The Cu(I)-phenolate complexes (1)LCu and (2)LCu and the Cu(I)-phenol complex [H(2)LCu(CNC(6)H(3)Me(2))]BArF(4) were prepared and structurally characterized by X-ray crystallography, where (1)L(-) and (2)L(-) are ligands comprised of a 2,4-di- tert-butylphenolate linked to 1-isopropyl-1,5-diazacyclooctane or 1,4-diisopropyl-1,4,7-triazacyclononane, respectively. The reduced galactose oxidase (GAO) structural models (1)LCu and (2)LCu were found to be highly reactive with O(2), and through combined stopped-flow kinetic and EPR, UV-vis, and resonance Raman spectroscopic studies of the oxygenation of (2)LCu at low temperature, new intermediates relevant to those postulated for the active site oxidation step of the GAO catalytic cycle were identified.

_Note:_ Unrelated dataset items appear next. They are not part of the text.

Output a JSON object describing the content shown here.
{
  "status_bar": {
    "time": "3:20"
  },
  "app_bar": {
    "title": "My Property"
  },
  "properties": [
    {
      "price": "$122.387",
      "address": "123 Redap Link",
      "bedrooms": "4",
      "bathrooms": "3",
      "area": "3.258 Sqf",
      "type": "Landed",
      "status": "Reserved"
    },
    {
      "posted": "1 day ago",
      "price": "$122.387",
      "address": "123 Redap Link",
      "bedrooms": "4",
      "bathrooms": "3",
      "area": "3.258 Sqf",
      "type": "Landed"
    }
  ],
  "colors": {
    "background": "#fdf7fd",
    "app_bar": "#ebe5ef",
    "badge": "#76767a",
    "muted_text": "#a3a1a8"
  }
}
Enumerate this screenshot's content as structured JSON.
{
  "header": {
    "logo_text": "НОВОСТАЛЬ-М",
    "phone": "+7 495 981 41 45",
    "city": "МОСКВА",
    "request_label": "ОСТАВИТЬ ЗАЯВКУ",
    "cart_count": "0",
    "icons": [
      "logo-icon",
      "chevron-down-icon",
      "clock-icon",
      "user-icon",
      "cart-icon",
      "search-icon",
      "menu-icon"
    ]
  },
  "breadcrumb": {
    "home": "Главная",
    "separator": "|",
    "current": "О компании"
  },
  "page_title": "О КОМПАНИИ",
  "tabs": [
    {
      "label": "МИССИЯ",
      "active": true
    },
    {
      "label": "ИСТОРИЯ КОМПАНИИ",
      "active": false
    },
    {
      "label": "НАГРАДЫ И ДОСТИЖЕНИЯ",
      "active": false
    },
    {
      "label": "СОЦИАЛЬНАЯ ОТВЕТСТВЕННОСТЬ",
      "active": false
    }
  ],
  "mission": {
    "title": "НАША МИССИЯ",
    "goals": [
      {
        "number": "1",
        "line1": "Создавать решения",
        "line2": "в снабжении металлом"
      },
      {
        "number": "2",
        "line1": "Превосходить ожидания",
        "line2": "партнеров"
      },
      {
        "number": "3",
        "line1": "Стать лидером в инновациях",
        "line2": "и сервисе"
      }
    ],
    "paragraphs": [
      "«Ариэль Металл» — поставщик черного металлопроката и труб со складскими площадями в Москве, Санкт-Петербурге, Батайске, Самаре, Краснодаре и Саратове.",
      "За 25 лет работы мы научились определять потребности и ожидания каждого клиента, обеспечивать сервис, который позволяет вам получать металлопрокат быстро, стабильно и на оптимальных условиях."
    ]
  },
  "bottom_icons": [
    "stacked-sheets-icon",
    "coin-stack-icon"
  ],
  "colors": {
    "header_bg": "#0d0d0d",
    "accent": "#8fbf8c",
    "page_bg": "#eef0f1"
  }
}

The oxygenation was shown by kinetics experiments to proceed via initial binding of O(2) to yield a green, unusually thermodynamically stable 1:1 adduct, (2)LCu(O(2)). Symmetric (eta(2)) binding of a superoxo ligand was indicated by oxygen-isotope-sensitive features in resonance Raman spectra obtained in batch experiments; peaks at nu((16)O(2))=1120 cm(-1), nu((18)O(16)O)=1093 cm(-1), and nu((18)O(2))=1058 cm(-1) were assigned as O-O stretching vibrations. These data represent the first experimental evidence for such superoxide coordination in complexes of tetradentate tripodal ligands and provide new precedent for how O(2) may bind at the reduced GAO active site. The 1:1 Cu/O(2) adduct subsequently evolves into a metastable purple species that is only observable under conditions of substoichiometric O(2). The kinetics of formation of this transient species are second order overall (rate= k'(2)[(2)LCu(O(2))][(2)LCu]). It exhibits an absorption band with lambda(max)=565 nm (epsilon=17900 M(-1) cm(-1)) and multiple oxygen-isotope-sensitive nu(Cu-O) and nu(O-O) features in the respective regions 500-550 cm(-1) and 700-850 cm(-1) in Raman spectra, with excitation-wavelength-dependent intensities that correlate with the 565 nm absorption feature. On the basis of the combined data available, the presence of multiple isomeric peroxodicopper species in the transient purple solution is postulated.